South Korea makes successful Africa nuclear energy push amid worsening electricity crisis
South Africa’s government announced on Tuesday (12 December) plans to increase the country’s nuclear power production, with bids sought from the United States, Russia, France, China and South Korea, just as Korean nuclear energy companies are lining up to win business from different African countries in the face of stiff competition from its rivals.
To date, South Africa, economically crippled by a serious electricity crisis and repeated power cuts, has only one nuclear power plant, the only one on the continent, which is however only operating at half capacity. The government is now holding discussions with “several potential suppliers” for the acquisition of new production units, with a high-ranking official from the Ministry of Energy saying that he hoped to see the first conventional reactors or small modular reactors, which are less powerful but also less costly, in service by 2032-2033. As also a number of other governments consider the suitability of nuclear power for meeting their long-term energy needs, South Korean companies hope to be in the vanguard of reactor construction in the continent.

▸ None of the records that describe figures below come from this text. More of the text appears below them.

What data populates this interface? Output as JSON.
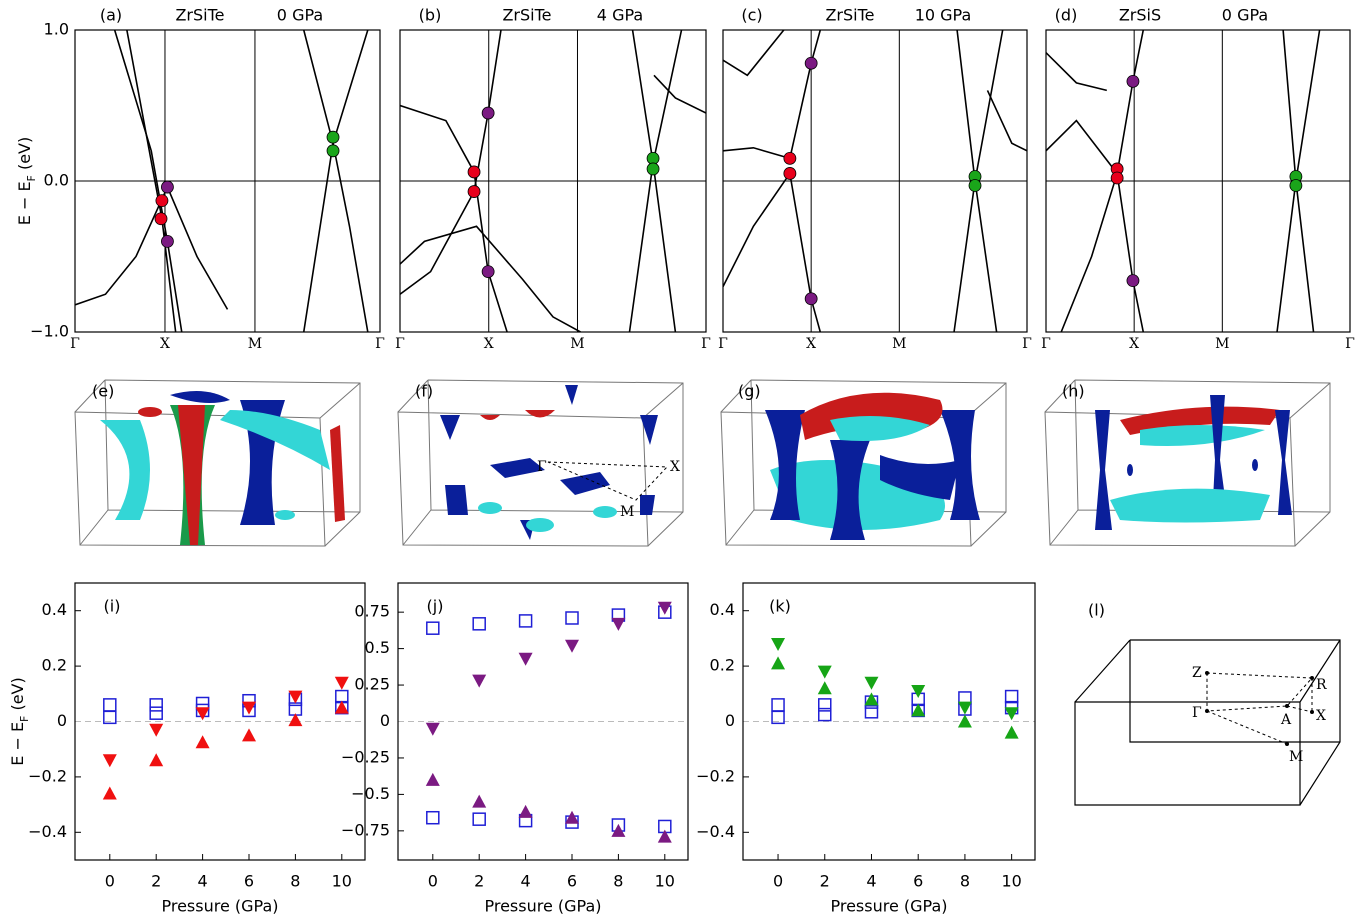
{
  "chart_data": [
    {
      "type": "band",
      "panel_label": "(a)",
      "title": "ZrSiTe",
      "subtitle": "0 GPa",
      "ylabel": [
        "E − E",
        "F",
        " (eV)"
      ],
      "xlim": [
        0,
        1
      ],
      "xticks": [
        {
          "value": 0,
          "label": "Γ"
        },
        {
          "value": 0.295,
          "label": "X"
        },
        {
          "value": 0.59,
          "label": "M"
        },
        {
          "value": 1,
          "label": "Γ"
        }
      ],
      "ylim": [
        -1,
        1
      ],
      "yticks": [
        {
          "value": -1,
          "label": "−1.0"
        },
        {
          "value": 0,
          "label": "0.0"
        },
        {
          "value": 1,
          "label": "1.0"
        }
      ],
      "ytick_labels": true,
      "bands": [
        {
          "x": [
            0.13,
            0.25,
            0.303,
            0.35
          ],
          "values": [
            1.0,
            0.2,
            -0.4,
            -1.0
          ]
        },
        {
          "x": [
            0.17,
            0.285,
            0.33
          ],
          "values": [
            1.0,
            -0.25,
            -1.0
          ]
        },
        {
          "x": [
            0.0,
            0.1,
            0.2,
            0.303,
            0.4,
            0.5
          ],
          "values": [
            -0.82,
            -0.75,
            -0.5,
            -0.04,
            -0.5,
            -0.85
          ]
        },
        {
          "x": [
            0.75,
            0.846,
            0.9,
            0.96
          ],
          "values": [
            1.0,
            0.25,
            -0.3,
            -1.0
          ]
        },
        {
          "x": [
            0.75,
            0.846,
            0.96
          ],
          "values": [
            -1.0,
            0.25,
            1.0
          ]
        }
      ],
      "crossings": [
        {
          "color": "#e8001c",
          "x": [
            0.285,
            0.282
          ],
          "values": [
            -0.13,
            -0.25
          ]
        },
        {
          "color": "#7b1a82",
          "x": [
            0.303,
            0.303
          ],
          "values": [
            -0.04,
            -0.4
          ]
        },
        {
          "color": "#1aa51a",
          "x": [
            0.846,
            0.846
          ],
          "values": [
            0.29,
            0.2
          ]
        }
      ]
    },
    {
      "type": "band",
      "panel_label": "(b)",
      "title": "ZrSiTe",
      "subtitle": "4 GPa",
      "xlim": [
        0,
        1
      ],
      "xticks": [
        {
          "value": 0,
          "label": "Γ"
        },
        {
          "value": 0.29,
          "label": "X"
        },
        {
          "value": 0.58,
          "label": "M"
        },
        {
          "value": 1,
          "label": "Γ"
        }
      ],
      "ylim": [
        -1,
        1
      ],
      "yticks": [
        -1,
        0,
        1
      ],
      "ytick_labels": false,
      "bands": [
        {
          "x": [
            0.0,
            0.15,
            0.242,
            0.288,
            0.35
          ],
          "values": [
            0.5,
            0.4,
            0.06,
            -0.6,
            -1.0
          ]
        },
        {
          "x": [
            0.0,
            0.1,
            0.242,
            0.288,
            0.33
          ],
          "values": [
            -0.75,
            -0.6,
            -0.07,
            0.45,
            1.0
          ]
        },
        {
          "x": [
            0.0,
            0.08,
            0.25,
            0.4,
            0.5,
            0.59
          ],
          "values": [
            -0.55,
            -0.4,
            -0.3,
            -0.65,
            -0.9,
            -1.0
          ]
        },
        {
          "x": [
            0.76,
            0.827,
            0.9
          ],
          "values": [
            1.0,
            0.12,
            -1.0
          ]
        },
        {
          "x": [
            0.75,
            0.827,
            0.92
          ],
          "values": [
            -1.0,
            0.12,
            1.0
          ]
        },
        {
          "x": [
            0.83,
            0.9,
            1.0
          ],
          "values": [
            0.7,
            0.55,
            0.45
          ]
        }
      ],
      "crossings": [
        {
          "color": "#e8001c",
          "x": [
            0.242,
            0.242
          ],
          "values": [
            0.06,
            -0.07
          ]
        },
        {
          "color": "#7b1a82",
          "x": [
            0.288,
            0.288
          ],
          "values": [
            0.45,
            -0.6
          ]
        },
        {
          "color": "#1aa51a",
          "x": [
            0.827,
            0.827
          ],
          "values": [
            0.15,
            0.08
          ]
        }
      ]
    },
    {
      "type": "band",
      "panel_label": "(c)",
      "title": "ZrSiTe",
      "subtitle": "10 GPa",
      "xlim": [
        0,
        1
      ],
      "xticks": [
        {
          "value": 0,
          "label": "Γ"
        },
        {
          "value": 0.29,
          "label": "X"
        },
        {
          "value": 0.58,
          "label": "M"
        },
        {
          "value": 1,
          "label": "Γ"
        }
      ],
      "ylim": [
        -1,
        1
      ],
      "yticks": [
        -1,
        0,
        1
      ],
      "ytick_labels": false,
      "bands": [
        {
          "x": [
            0.0,
            0.1,
            0.22,
            0.29,
            0.32
          ],
          "values": [
            0.2,
            0.22,
            0.15,
            0.78,
            1.0
          ]
        },
        {
          "x": [
            0.0,
            0.1,
            0.22,
            0.29,
            0.32
          ],
          "values": [
            -0.7,
            -0.3,
            0.05,
            -0.78,
            -1.0
          ]
        },
        {
          "x": [
            0.0,
            0.08,
            0.2
          ],
          "values": [
            0.8,
            0.7,
            1.0
          ]
        },
        {
          "x": [
            0.77,
            0.829,
            0.9
          ],
          "values": [
            1.0,
            0.0,
            -1.0
          ]
        },
        {
          "x": [
            0.76,
            0.829,
            0.92
          ],
          "values": [
            -1.0,
            0.0,
            1.0
          ]
        },
        {
          "x": [
            0.87,
            0.95,
            1.0
          ],
          "values": [
            0.6,
            0.25,
            0.2
          ]
        }
      ],
      "crossings": [
        {
          "color": "#e8001c",
          "x": [
            0.22,
            0.22
          ],
          "values": [
            0.15,
            0.05
          ]
        },
        {
          "color": "#7b1a82",
          "x": [
            0.29,
            0.29
          ],
          "values": [
            0.78,
            -0.78
          ]
        },
        {
          "color": "#1aa51a",
          "x": [
            0.829,
            0.829
          ],
          "values": [
            0.03,
            -0.03
          ]
        }
      ]
    },
    {
      "type": "band",
      "panel_label": "(d)",
      "title": "ZrSiS",
      "subtitle": "0 GPa",
      "xlim": [
        0,
        1
      ],
      "xticks": [
        {
          "value": 0,
          "label": "Γ"
        },
        {
          "value": 0.29,
          "label": "X"
        },
        {
          "value": 0.58,
          "label": "M"
        },
        {
          "value": 1,
          "label": "Γ"
        }
      ],
      "ylim": [
        -1,
        1
      ],
      "yticks": [
        -1,
        0,
        1
      ],
      "ytick_labels": false,
      "bands": [
        {
          "x": [
            0.0,
            0.1,
            0.234,
            0.286,
            0.32
          ],
          "values": [
            0.2,
            0.4,
            0.05,
            -0.66,
            -1.0
          ]
        },
        {
          "x": [
            0.05,
            0.15,
            0.234,
            0.286,
            0.32
          ],
          "values": [
            -1.0,
            -0.5,
            0.05,
            0.66,
            1.0
          ]
        },
        {
          "x": [
            0.0,
            0.1,
            0.2
          ],
          "values": [
            0.85,
            0.65,
            0.6
          ]
        },
        {
          "x": [
            0.78,
            0.822,
            0.88
          ],
          "values": [
            1.0,
            0.0,
            -1.0
          ]
        },
        {
          "x": [
            0.76,
            0.822,
            0.9
          ],
          "values": [
            -1.0,
            0.0,
            1.0
          ]
        }
      ],
      "crossings": [
        {
          "color": "#e8001c",
          "x": [
            0.234,
            0.234
          ],
          "values": [
            0.08,
            0.02
          ]
        },
        {
          "color": "#7b1a82",
          "x": [
            0.286,
            0.286
          ],
          "values": [
            0.66,
            -0.66
          ]
        },
        {
          "color": "#1aa51a",
          "x": [
            0.822,
            0.822
          ],
          "values": [
            0.03,
            -0.03
          ]
        }
      ]
    },
    {
      "type": "scatter",
      "panel_label": "(i)",
      "xlabel": "Pressure (GPa)",
      "ylabel": [
        "E − E",
        "F",
        " (eV)"
      ],
      "x": [
        0,
        2,
        4,
        6,
        8,
        10
      ],
      "xlim": [
        -1.5,
        11
      ],
      "xticks": [
        0,
        2,
        4,
        6,
        8,
        10
      ],
      "ylim": [
        -0.5,
        0.5
      ],
      "yticks": [
        {
          "value": -0.4,
          "label": "−0.4"
        },
        {
          "value": -0.2,
          "label": "−0.2"
        },
        0,
        0.2,
        0.4
      ],
      "zero_line": true,
      "series": [
        {
          "marker": "square",
          "color": "#1f1fd6",
          "values": [
            0.06,
            0.06,
            0.065,
            0.075,
            0.08,
            0.09
          ]
        },
        {
          "marker": "square",
          "color": "#1f1fd6",
          "values": [
            0.015,
            0.03,
            0.04,
            0.04,
            0.045,
            0.05
          ]
        },
        {
          "marker": "triangle-down",
          "color": "#f01010",
          "values": [
            -0.14,
            -0.03,
            0.03,
            0.05,
            0.09,
            0.14
          ]
        },
        {
          "marker": "triangle-up",
          "color": "#f01010",
          "values": [
            -0.26,
            -0.14,
            -0.075,
            -0.05,
            0.005,
            0.05
          ]
        }
      ]
    },
    {
      "type": "scatter",
      "panel_label": "(j)",
      "xlabel": "Pressure (GPa)",
      "x": [
        0,
        2,
        4,
        6,
        8,
        10
      ],
      "xlim": [
        -1.5,
        11
      ],
      "xticks": [
        0,
        2,
        4,
        6,
        8,
        10
      ],
      "ylim": [
        -0.95,
        0.95
      ],
      "yticks": [
        {
          "value": -0.75,
          "label": "−0.75"
        },
        {
          "value": -0.5,
          "label": "−0.5"
        },
        {
          "value": -0.25,
          "label": "−0.25"
        },
        0,
        0.25,
        0.5,
        0.75
      ],
      "zero_line": true,
      "series": [
        {
          "marker": "square",
          "color": "#1f1fd6",
          "values": [
            0.64,
            0.67,
            0.69,
            0.71,
            0.73,
            0.75
          ]
        },
        {
          "marker": "square",
          "color": "#1f1fd6",
          "values": [
            -0.66,
            -0.67,
            -0.68,
            -0.69,
            -0.71,
            -0.72
          ]
        },
        {
          "marker": "triangle-down",
          "color": "#7b1a82",
          "values": [
            -0.05,
            0.28,
            0.43,
            0.52,
            0.67,
            0.78
          ]
        },
        {
          "marker": "triangle-up",
          "color": "#7b1a82",
          "values": [
            -0.4,
            -0.55,
            -0.62,
            -0.66,
            -0.75,
            -0.79
          ]
        }
      ]
    },
    {
      "type": "scatter",
      "panel_label": "(k)",
      "xlabel": "Pressure (GPa)",
      "x": [
        0,
        2,
        4,
        6,
        8,
        10
      ],
      "xlim": [
        -1.5,
        11
      ],
      "xticks": [
        0,
        2,
        4,
        6,
        8,
        10
      ],
      "ylim": [
        -0.5,
        0.5
      ],
      "yticks": [
        {
          "value": -0.4,
          "label": "−0.4"
        },
        {
          "value": -0.2,
          "label": "−0.2"
        },
        0,
        0.2,
        0.4
      ],
      "zero_line": true,
      "series": [
        {
          "marker": "square",
          "color": "#1f1fd6",
          "values": [
            0.06,
            0.06,
            0.07,
            0.08,
            0.085,
            0.09
          ]
        },
        {
          "marker": "square",
          "color": "#1f1fd6",
          "values": [
            0.015,
            0.025,
            0.035,
            0.04,
            0.045,
            0.05
          ]
        },
        {
          "marker": "triangle-down",
          "color": "#16a516",
          "values": [
            0.28,
            0.18,
            0.14,
            0.11,
            0.05,
            0.03
          ]
        },
        {
          "marker": "triangle-up",
          "color": "#16a516",
          "values": [
            0.21,
            0.12,
            0.08,
            0.04,
            0.0,
            -0.04
          ]
        }
      ]
    }
  ],
  "figure_panels": [
    {
      "label": "(e)"
    },
    {
      "label": "(f)",
      "points": [
        "Γ",
        "X",
        "M"
      ]
    },
    {
      "label": "(g)"
    },
    {
      "label": "(h)"
    },
    {
      "label": "(l)",
      "points": [
        "Z",
        "R",
        "Γ",
        "A",
        "X",
        "M"
      ]
    }
  ]
}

Korean Hydro & Nuclear Power (KHNP), a subsidiary of state-owned Korea Electric Power Corporation, for example, has come for a share of the continent’s emerging market, when it signed a memorandum of understanding with the Ugandan government earlier this year. According to Bum-Jin Chung, President of the Korea Nuclear Society, this represents a “solid signal” that the company is serious about advancing its plans in the East African country. Uganda’s prospective project to build two 1,000-megawatt (MW) reactors by around 2030 is the latest development in the continued demand from countries around the world seeking to fortify energy partnerships with Korea.
Korea’s strong track records in nuclear energy generation in the region has also been underpinned by a 20 trillion won deal that the United Arab Emirates signed with the Asian country in 2009 to build four APR1400 nuclear reactors reactors, two of which are operating, and the remaining two will begin commercial operation in the coming months. While African nuclear power ideas and agenda have so far been shaped and funded by global superpowers such as the US, China and Russia, South Korea with its tailored strategies to meet the growing energy demand — including its highly valued ability to build a nuclear power facility with a unit cost to generate 1 kilowatt standing about $3,570 far cheaper than its peers — is now making increasing inroads in the continent.